Cyanide levels in the Tisza River were measured at 12 milligrams per liter, 100 times the level for a “very polluted river,” and well above the European Union’s safe level for drinking water of 0.05 milligrams per liter. Copper levels were reported at 36 times the “very polluted” level. Over time, the rivers have begun to recover, but Hungarian scientists warn that it is only a matter of time before such a disaster happens again. Most of the water in Hungary’s rivers originates in other former Soviet-bloc countries, and their banks are lined with old mines, chemical factories, and worse.
In August 2002, it looked as though they were about to be proven horribly right, as 100-year floods rolled through Europe for the second time in a decade. We have been poisoning our atmosphere in a gentle way with carbon dioxide for hundreds of years, despite Swedish chemist Svante Arrhenius’s warnings in the 1890s that this would lead to global warming. Some said that it was still open to doubt, that maybe the thermometers were wrong.
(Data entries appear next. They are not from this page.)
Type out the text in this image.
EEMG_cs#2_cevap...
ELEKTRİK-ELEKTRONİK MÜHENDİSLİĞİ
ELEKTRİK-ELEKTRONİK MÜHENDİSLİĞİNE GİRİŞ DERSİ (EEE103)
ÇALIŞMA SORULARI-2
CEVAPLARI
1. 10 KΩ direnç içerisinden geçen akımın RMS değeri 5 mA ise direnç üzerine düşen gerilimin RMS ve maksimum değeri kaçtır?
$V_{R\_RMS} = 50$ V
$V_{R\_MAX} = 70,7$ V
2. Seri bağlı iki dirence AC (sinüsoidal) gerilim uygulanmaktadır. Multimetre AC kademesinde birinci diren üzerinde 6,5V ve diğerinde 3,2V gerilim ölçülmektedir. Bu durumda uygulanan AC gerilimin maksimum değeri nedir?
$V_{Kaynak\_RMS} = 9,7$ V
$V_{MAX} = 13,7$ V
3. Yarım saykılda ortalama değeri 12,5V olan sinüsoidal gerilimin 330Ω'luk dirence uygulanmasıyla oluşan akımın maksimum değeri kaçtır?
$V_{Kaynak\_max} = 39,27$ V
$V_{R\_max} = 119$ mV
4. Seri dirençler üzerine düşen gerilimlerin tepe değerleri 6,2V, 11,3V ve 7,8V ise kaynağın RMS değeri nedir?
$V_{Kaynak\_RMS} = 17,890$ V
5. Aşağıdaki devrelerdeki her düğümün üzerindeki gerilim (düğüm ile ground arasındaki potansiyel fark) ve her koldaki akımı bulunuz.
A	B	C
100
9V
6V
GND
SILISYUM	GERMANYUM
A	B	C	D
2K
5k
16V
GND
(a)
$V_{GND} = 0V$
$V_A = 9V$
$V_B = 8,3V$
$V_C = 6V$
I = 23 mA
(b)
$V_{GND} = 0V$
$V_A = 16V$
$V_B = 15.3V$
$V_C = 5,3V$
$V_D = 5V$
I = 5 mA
But by 2002, few could question that global warming was real, that our climate was changing.
Suddenly, people began to think of what sat on the river banks—all the great rivers of Europe were being flooded with dioxins, mercury, arsenic, lead, and bacteria from sewage, and they in turn were flooding the great cities of Europe. The owners of the Spolana chemical plant at Neratovice, north of Prague, went into overdrive, denying that any of their stored unpleasantness could have or had ended up in the River Elbe, but environmentalists were less sure. Unfortunately, the environmentalists were right, and tons of hazardous chemicals were washed into the mines and released into the air. The effects are still being measured today.
In the nineteenth century, and even into the twentieth, the new industrialists could get away with wholesale pollution; they could dump waste into rivers in an out-of-sight, out-of-mind approach. Dye makers, paper mills, slaughterhouses, foundries—factories of all sorts just pumped the waste into the nearest river through underwater pipes to allow the current to dilute the waste and disappear it. People took this in their stride; but in the 1960s, when people finally began to question the status quo in almost all walks of life, Rachel Carson published Silent Spring. Industrialists have been forced, over the past 40 years, to modify their existing practices and initiate new drives toward bio-mimicry rather than biocide.
Once it took many years for a new poison and its risks to be identified, but now, if anything, we are too quick to label something as evil and toxic. There is a middle ground to be found, somewhere between allowing the profit-hungry to destroy this earth and letting the media-hungry destroy our lives and our joy in life. The question, though, is whether that middle ground encompasses the official use of poison.